La réalité précaire des freeters
Faute de sécurité de l'emploi, les freeters naviguent de petits boulots en petits boulots. On les retrouve surtout dans les konbinis (supérettes ouvertes 24h/24), l'hôtellerie-restauration ou la manutention. Avec un salaire moyen de 139 000 yens par mois en 2000 (environ 950€), il est difficile pour eux de prendre leur indépendance. Beaucoup continuent de vivre chez leurs parents, devenant des "parasaito shinguru" (célibataires parasites).
Les emplois occupés par les freeters sont rarement déclarés. Ils n'offrent ni couverture maladie, ni cotisations retraite, ni protection contre le chômage. Les perspectives d'évolution sont quasi inexistantes car les entreprises japonaises préfèrent embaucher des jeunes fraîchement diplômés. Les freeter de plus de 30 ans ont très peu de chances d'accéder à un emploi stable.
Freeters, les laissés pour compte de la société japonaise
Au sein de la société japonaise où le travail est une valeur cardinale, les freeters sont très mal perçus. Ils sont considérés comme des fainéants qui ne veulent pas rentrer dans le rang. Les entreprises rechignent à les embaucher, les jugeant peu fiables et mal formés. Cette discrimination complique leur accès au logement et au crédit.
N'ayant pas les moyens de fonder une famille, la plupart des freeters hommes restent célibataires. Un cercle vicieux qui renforce leur isolement social. Moins ils ont de liens familiaux, plus il leur est difficile de s'insérer professionnellement. Le phénomène touche surtout les jeunes de milieux populaires. Avoir fréquenté une université prestigieuse reste le meilleur atout pour décrocher un emploi stable via le très codifié "shûkatsu" (processus de recrutement des jeunes diplômés).

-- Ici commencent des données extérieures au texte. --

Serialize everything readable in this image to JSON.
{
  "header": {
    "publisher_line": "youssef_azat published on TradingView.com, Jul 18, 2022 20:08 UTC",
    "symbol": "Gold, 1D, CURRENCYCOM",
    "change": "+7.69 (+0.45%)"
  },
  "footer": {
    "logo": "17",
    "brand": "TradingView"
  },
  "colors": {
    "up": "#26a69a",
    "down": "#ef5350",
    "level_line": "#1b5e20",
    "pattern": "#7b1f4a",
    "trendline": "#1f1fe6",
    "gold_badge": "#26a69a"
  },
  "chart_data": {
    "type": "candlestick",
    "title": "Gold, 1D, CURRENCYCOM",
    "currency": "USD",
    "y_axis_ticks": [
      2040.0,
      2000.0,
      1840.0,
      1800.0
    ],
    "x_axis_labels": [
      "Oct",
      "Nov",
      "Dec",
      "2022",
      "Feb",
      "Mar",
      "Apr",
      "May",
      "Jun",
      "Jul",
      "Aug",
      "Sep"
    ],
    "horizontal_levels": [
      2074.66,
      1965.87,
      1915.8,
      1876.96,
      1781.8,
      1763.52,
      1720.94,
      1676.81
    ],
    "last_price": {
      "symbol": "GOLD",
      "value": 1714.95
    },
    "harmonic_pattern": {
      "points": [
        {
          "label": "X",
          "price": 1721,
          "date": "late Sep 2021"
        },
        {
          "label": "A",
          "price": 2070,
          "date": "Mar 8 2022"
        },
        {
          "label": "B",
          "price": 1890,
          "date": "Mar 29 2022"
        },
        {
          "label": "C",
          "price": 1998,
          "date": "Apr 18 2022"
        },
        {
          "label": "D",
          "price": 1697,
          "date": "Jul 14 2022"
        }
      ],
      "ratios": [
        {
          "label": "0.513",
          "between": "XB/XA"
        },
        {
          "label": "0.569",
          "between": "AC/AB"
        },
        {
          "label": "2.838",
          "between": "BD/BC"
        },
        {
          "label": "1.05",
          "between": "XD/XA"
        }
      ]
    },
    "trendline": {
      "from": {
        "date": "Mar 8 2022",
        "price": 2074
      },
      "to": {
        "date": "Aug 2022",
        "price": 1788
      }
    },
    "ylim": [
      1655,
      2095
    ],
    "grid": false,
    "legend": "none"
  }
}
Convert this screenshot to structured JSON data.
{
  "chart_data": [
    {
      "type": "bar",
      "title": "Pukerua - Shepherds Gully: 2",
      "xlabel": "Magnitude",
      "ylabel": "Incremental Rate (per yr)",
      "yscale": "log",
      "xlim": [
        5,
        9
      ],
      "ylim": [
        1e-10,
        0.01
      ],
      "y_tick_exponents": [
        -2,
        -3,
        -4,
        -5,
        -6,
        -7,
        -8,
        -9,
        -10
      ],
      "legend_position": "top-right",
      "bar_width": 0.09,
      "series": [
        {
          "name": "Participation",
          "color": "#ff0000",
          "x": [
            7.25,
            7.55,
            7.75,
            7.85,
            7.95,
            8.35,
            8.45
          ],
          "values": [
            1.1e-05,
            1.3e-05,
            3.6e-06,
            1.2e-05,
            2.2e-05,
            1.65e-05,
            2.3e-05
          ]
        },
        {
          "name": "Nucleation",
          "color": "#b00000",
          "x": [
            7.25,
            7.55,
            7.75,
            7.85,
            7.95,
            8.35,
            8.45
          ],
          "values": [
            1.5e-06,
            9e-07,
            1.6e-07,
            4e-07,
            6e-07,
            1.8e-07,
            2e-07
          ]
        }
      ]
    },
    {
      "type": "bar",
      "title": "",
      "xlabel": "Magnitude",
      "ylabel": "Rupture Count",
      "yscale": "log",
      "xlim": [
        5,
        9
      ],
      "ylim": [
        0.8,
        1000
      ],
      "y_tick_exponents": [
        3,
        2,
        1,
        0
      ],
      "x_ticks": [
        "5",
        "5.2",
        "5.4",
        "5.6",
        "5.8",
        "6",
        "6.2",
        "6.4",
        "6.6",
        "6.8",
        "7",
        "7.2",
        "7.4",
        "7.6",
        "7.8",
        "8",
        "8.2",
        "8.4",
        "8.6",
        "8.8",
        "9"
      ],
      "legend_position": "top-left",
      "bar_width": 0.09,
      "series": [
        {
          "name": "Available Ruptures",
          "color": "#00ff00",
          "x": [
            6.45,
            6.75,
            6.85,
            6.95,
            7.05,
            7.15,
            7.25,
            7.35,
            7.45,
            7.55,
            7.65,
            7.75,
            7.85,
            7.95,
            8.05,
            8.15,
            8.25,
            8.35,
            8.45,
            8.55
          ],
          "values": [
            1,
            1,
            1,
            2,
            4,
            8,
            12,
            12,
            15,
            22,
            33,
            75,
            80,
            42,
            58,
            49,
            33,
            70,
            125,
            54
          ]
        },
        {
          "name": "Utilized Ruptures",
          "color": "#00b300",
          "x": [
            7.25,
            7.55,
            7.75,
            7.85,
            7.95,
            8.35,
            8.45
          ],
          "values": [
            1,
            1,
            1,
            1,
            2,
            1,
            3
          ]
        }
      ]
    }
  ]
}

Une jeunesse japonaise en quête d'alternatives
Face à cette impasse, certains freeters se mobilisent pour défendre leurs droits. Dans le quartier tokyoïte de Kōenji, haut lieu de la contre-culture japonaise, l'activiste Hajime Matsumoto a lancé en 2001 "La grande fronde des pauvres". Objectif : revendiquer un mode de vie alternatif en organisant des banquets de rue, des zones de gratuité…
L'Union des NEET (Not in Education, Employment or Training) de Kōenji lutte elle aussi contre la précarité et l'isolement en réclamant la gratuité des logements. Certains assument de "jouir de leur pauvreté" en testant de nouvelles façons de vivre ensemble, en marge de la société de consommation. Une réaction à l'image du salaryman qui s'épuise au travail, parfois jusqu'au "karōshi" (mort par surmenage).
Quel avenir pour les freeters au Japon ?
Même si les freeters bénéficient d'aides ponctuelles pour trouver un emploi ou une formation, les mesures gouvernementales restent très insuffisantes face à l'ampleur du phénomène. En cause : un marché du travail de plus en plus segmenté entre emplois stables et précaires, renforcé par la crise.
La question des freeters est intimement liée au vieillissement de la population japonaise. De plus en plus nombreux à cotiser peu ou pas du tout, les freeters menacent la viabilité du système de retraite par répartition. Ne fondant pas de famille, ils accélèrent aussi la chute de la natalité. Un défi démographique majeur pour le Japon.
Pour endiguer la précarisation de sa jeunesse, le Japon doit repenser en profondeur son modèle social et sa vision du travail. Cela passe par une revalorisation des emplois non-réguliers (meilleurs salaires, protection sociale) et une plus grande flexibilité dans les recrutements. Aux entreprises aussi de faire évoluer leurs mentalités et d'offrir une "deuxième chance" aux freeters. Un vaste chantier dans un pays encore très attaché au mythe de l'emploi à vie.